5- Álcool mata neurônios?

Em 1993, Grethe Jensen analisou cérebro de pessoas que consumiam álcool e pessoas que nunca tinha consumido bebidas alcoólicas. Sua conclusão: não houve qualquer diferença entre a quantidade de neurônios entre essas pessoas.

Até agora, o que se sabe é que o único álcool que tem a capacidade de matar células do nosso cérebro é o álcool 100%. Então, o que a neurociência tem para nos dizer atualmente é que podemos tomar nossa cervejinha e nosso vinhozinho tranquilamente sem nenhum risco real para o cérebro, só não podemos consumir o álcool 100%.

Mas vale ressaltar que da mesma maneira como outras substâncias que ingerimos, o segredo está na dose! 

Pessoas que abusam de álcool, com grande frequência, como os alcoólatras, acabam sim com funções cognitivas danificadas e também com funções motoras danificadas. Vocês conseguem imaginar o caminhar de um bêbado, certo? Muitos casos de alcoolismo terminam com a pessoa se locomovendo dessa forma pro resto da vida, pois o cerebelo (região muito importante para a nossa postura, caminhada e equilíbrio) acaba danificado, com uma menor quantidade de neurônios.

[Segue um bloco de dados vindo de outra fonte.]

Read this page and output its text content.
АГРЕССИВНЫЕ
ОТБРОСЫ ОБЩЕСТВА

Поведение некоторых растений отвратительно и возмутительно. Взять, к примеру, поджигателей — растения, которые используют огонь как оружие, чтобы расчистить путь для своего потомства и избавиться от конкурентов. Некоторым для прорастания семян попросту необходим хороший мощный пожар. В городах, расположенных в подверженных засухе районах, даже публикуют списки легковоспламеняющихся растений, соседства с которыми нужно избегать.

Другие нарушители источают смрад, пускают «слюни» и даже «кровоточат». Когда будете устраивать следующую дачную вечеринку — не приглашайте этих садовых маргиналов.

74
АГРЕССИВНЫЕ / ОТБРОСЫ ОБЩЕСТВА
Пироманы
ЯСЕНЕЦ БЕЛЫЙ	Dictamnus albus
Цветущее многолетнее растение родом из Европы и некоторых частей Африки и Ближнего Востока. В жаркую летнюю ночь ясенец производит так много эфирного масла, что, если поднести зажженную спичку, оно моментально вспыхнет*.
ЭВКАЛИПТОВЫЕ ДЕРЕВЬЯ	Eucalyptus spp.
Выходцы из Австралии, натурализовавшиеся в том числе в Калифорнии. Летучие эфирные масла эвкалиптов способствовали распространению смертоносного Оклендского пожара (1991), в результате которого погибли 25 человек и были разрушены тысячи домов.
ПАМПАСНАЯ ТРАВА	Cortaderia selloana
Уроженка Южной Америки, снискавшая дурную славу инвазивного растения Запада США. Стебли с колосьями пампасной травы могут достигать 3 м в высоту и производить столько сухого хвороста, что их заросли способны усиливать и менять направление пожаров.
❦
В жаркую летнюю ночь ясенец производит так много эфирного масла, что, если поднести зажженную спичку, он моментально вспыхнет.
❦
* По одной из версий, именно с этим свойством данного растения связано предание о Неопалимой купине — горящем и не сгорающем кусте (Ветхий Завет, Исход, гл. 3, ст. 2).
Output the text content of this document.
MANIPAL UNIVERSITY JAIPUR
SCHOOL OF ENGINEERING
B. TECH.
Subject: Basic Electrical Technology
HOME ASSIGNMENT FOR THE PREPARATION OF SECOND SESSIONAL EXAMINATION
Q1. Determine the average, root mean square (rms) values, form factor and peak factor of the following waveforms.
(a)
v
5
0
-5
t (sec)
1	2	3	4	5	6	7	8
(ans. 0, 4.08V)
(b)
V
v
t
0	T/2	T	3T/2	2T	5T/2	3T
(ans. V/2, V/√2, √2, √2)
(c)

Por isso, todas as propagandas com bebidas alcoólicas terminam com Beba com Moderação!



6- Danos cerebrais são permanentes

Aqui, temos um caso variável.

Os danos podem ser permanentes ou não, dependendo do tipo e da gravidade da lesão em questão.

Alguma concussões, por exemplo, interrompem funções cerebrais por determinado tempo, e depois essas funções voltam ao normal. 

O que acontece nesses casos, muitas vezes, é que um inchaço devido a um edema pressiona alguma região específica do cérebro atrapalhando suas funções. Conforme vai diminuindo o inchaço, as funções vão voltando ao normal.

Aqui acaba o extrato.